Edebiyat, Pasajlar

Niçin Yazmayı Denemiyorsun?

Yazmak, diye düşünüyordum, iradeden yoksun bir eylem olmalı. Söylenecek şey, derin okyanus akıntısı gibi kendiliğinden akıp çıkmalıdır yüze. Yani yaşamın biriktirdiği zehiri atmak için yazar insan. Masumluğunu yeniden elde etmeye çalışır, oysa (yazarak) yapmayı başarabildiği tek şey, dünyayı kendi yanılgısının virüsüne karşı aşılamaktır. Hiç kimse kağıt üstüne tek sözcük dökmezdi, inandığı şeyi yaşamaya cesareti olsaydı. Daha kaynağındayken sapıyor esini. Yaratmak istediği, bir gerçeklik, güzellik ve büyü dünyasıysa, niçin milyonlarca sözcük koyuyor bu dünyanın gerçeğiyle kendisi arasına? Öbür insanlar gibi üne, kuvvete ve başarıya kavuşmak için değilse, niçin erteliyor eyleme geçmeyi? «Kitaplar insanoğlunun ölmüş eylemleridir» demiş Balzac.
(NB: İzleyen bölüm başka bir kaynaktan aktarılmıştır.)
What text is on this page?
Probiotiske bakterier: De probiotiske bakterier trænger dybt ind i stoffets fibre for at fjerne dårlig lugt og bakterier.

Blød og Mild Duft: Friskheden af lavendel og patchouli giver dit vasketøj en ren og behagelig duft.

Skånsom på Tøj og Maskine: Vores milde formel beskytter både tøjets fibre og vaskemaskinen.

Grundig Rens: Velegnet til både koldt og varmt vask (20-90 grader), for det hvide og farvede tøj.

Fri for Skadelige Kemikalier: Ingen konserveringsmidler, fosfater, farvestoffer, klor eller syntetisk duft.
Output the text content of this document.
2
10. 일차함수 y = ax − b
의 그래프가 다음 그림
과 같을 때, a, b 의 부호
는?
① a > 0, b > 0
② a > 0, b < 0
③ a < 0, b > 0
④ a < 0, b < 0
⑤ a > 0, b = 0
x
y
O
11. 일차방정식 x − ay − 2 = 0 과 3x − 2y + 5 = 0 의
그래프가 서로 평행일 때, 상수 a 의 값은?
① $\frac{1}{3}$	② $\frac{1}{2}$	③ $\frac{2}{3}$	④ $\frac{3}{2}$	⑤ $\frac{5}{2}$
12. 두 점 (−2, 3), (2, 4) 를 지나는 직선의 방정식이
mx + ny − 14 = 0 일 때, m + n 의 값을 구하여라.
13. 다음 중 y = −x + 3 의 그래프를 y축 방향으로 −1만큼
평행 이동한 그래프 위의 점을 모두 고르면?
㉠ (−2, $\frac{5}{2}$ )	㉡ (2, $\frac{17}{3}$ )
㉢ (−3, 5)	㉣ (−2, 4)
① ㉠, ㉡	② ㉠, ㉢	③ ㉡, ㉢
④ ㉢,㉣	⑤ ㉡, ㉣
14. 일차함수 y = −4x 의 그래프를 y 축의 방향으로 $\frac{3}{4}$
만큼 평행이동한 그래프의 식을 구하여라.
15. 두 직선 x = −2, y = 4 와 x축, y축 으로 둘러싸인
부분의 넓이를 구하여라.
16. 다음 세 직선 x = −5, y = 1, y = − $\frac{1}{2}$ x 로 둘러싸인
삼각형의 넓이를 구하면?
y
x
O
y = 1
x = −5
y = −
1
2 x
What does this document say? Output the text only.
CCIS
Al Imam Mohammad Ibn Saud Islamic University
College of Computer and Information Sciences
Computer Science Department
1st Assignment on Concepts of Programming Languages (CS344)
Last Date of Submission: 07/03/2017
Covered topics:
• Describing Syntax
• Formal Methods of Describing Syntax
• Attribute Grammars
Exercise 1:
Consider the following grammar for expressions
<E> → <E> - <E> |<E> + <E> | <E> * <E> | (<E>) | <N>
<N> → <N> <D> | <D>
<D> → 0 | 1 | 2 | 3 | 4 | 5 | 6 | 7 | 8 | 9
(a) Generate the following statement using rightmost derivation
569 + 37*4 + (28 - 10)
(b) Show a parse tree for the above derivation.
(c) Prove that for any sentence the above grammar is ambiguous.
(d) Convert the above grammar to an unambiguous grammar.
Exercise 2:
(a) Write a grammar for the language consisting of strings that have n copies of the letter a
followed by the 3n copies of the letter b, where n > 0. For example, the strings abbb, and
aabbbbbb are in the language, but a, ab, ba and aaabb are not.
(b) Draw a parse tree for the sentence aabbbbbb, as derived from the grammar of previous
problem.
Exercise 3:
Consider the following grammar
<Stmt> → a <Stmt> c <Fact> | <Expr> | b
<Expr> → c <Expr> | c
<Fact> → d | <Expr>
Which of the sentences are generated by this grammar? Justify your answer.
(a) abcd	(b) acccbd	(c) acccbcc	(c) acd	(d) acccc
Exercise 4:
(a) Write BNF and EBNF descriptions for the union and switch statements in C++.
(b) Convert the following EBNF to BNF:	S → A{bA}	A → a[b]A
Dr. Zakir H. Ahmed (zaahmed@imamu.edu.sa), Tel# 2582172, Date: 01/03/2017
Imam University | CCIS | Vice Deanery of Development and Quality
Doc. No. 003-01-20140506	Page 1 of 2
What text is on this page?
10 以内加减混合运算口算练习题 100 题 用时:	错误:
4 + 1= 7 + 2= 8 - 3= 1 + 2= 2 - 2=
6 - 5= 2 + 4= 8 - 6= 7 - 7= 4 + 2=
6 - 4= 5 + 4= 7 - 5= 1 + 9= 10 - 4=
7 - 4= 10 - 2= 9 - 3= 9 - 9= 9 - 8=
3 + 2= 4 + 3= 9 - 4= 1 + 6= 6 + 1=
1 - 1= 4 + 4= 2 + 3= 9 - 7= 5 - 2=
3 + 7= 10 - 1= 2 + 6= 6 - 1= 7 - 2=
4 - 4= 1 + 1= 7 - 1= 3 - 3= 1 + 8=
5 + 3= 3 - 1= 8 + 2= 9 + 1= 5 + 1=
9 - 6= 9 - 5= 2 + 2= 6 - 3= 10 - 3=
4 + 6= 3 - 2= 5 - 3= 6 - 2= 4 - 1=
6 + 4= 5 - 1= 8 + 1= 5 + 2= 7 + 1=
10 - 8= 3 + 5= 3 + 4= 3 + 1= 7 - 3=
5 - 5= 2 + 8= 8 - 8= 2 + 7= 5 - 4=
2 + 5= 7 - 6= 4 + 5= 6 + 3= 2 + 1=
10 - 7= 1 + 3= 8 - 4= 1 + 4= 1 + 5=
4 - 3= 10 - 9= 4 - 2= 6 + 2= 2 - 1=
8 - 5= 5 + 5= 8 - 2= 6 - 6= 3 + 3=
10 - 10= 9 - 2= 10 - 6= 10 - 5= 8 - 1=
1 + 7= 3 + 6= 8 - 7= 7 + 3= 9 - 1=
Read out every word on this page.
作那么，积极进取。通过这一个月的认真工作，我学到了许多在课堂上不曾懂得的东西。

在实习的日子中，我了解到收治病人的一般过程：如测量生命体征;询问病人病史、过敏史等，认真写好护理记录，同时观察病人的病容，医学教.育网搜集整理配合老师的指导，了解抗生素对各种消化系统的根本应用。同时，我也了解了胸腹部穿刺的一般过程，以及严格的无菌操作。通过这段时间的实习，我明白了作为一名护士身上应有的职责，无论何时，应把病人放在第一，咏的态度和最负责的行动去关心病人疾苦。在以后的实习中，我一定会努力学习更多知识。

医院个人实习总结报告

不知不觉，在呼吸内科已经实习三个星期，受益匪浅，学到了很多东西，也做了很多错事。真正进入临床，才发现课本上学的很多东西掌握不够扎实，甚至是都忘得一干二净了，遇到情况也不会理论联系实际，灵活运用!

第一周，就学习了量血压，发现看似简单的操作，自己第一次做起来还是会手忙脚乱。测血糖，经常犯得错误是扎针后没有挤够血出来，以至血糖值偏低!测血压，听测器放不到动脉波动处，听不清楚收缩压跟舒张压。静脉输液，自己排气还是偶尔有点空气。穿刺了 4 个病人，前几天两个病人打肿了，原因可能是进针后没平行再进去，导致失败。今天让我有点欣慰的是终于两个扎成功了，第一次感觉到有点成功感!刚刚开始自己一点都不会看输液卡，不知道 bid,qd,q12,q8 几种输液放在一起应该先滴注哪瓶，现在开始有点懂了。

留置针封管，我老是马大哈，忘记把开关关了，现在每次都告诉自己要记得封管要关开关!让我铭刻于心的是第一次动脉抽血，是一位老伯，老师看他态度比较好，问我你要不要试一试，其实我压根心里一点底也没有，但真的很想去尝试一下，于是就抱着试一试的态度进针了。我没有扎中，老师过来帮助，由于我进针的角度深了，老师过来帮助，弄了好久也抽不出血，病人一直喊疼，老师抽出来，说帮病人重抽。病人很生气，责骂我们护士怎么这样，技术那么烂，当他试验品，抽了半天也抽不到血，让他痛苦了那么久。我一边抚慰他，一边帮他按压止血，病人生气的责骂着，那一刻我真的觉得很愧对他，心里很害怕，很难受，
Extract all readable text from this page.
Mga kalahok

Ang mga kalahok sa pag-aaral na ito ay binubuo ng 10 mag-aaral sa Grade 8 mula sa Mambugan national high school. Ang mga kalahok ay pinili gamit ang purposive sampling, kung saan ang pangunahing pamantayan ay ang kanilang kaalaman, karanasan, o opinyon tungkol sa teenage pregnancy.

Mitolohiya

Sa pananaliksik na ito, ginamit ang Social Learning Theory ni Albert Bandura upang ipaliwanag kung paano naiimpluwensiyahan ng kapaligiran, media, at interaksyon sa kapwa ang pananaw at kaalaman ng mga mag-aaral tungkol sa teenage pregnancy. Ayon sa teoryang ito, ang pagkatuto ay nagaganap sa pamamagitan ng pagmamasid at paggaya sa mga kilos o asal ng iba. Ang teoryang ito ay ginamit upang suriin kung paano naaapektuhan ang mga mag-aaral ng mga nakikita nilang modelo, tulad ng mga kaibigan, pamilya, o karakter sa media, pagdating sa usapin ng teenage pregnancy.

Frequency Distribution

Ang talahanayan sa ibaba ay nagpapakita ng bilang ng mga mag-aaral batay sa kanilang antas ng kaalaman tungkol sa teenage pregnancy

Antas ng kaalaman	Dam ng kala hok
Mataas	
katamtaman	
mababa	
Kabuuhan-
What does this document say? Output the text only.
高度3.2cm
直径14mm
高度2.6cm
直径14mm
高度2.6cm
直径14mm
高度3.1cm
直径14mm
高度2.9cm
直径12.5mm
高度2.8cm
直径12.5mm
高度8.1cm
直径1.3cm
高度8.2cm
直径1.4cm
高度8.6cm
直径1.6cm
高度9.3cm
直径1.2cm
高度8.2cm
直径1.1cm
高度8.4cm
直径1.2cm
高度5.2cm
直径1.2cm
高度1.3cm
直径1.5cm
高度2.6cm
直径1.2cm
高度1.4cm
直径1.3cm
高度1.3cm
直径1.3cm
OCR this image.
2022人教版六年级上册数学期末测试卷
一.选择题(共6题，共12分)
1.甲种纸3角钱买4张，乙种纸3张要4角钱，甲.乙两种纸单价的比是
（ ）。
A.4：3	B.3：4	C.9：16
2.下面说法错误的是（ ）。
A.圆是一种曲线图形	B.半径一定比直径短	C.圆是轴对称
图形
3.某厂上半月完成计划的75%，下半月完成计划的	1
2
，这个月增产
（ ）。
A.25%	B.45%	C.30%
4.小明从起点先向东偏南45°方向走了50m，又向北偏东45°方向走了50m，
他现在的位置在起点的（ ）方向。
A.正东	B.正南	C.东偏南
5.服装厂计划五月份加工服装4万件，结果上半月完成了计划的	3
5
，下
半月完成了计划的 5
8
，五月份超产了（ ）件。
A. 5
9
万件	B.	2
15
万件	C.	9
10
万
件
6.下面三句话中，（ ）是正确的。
Gene de, gerçeği görmüş olmasına karşılık, kendisini elde eden şeytana bile bile teslim etti meleği.



Bir yazar da bir siyaset adamı ya da başka bir şarlatan kadar alçakça halkı kazanmaya uğraşır; nabza göre şerbet vererek, reçete yazan hekim gibi kendine bir yer kazanmaya, bir kuvvet olarak tanınmaya, bütün yaltaklıkları kabul etmeye bayılır, bin yıl arkadan gelse bile. Hemen kurulabilecek yeni bir dünya istemez, çünkü bunun hiçbir zaman işine gelmediğini bilir. Kendisinin, ipleri kendisinden çok öte güçler elinde olan taçsız bir kukla yöneticisi olacağı, mümkün olmayan bir dünya ister.


Memnundur uydurma simgeler dünyasında gizliden gizliye hüküm sürmekten. Çünkü kaba ve acımasız gerçeklerle yüz yüze gelmenin düşüncesi bile ürkütür onu. Doğru, öbür insanlardan daha iyi kavrar gerçeği ama bu üstün gerçeği örnekler zoruyla dünyaya kabul ettirmek için hiçbir çaba göstermez. Doygundur yalnızca öğüt vermekten, felaketlerin dümen suyunda sürüklenmekten. Ölüm vıraklayan bir peygamber, her zaman onursuz, her zaman taşa tutulan bir peygamber, görevlerine yakışmasa da dünyanın sorunları için sorumluluk yüklenmeye hazır ve gönüllü olanların her zaman sakındıarı bir peygamber. Gerçekten büyük olan bir yazar yazmak istemez; içinde imgelemin yaşamını yaşayabileceği bir dünya olmasını ister dünyanın. Kâğıt üstüne koyduğu ilk titrek sözcük yaralı meleğin sözüdür: acı.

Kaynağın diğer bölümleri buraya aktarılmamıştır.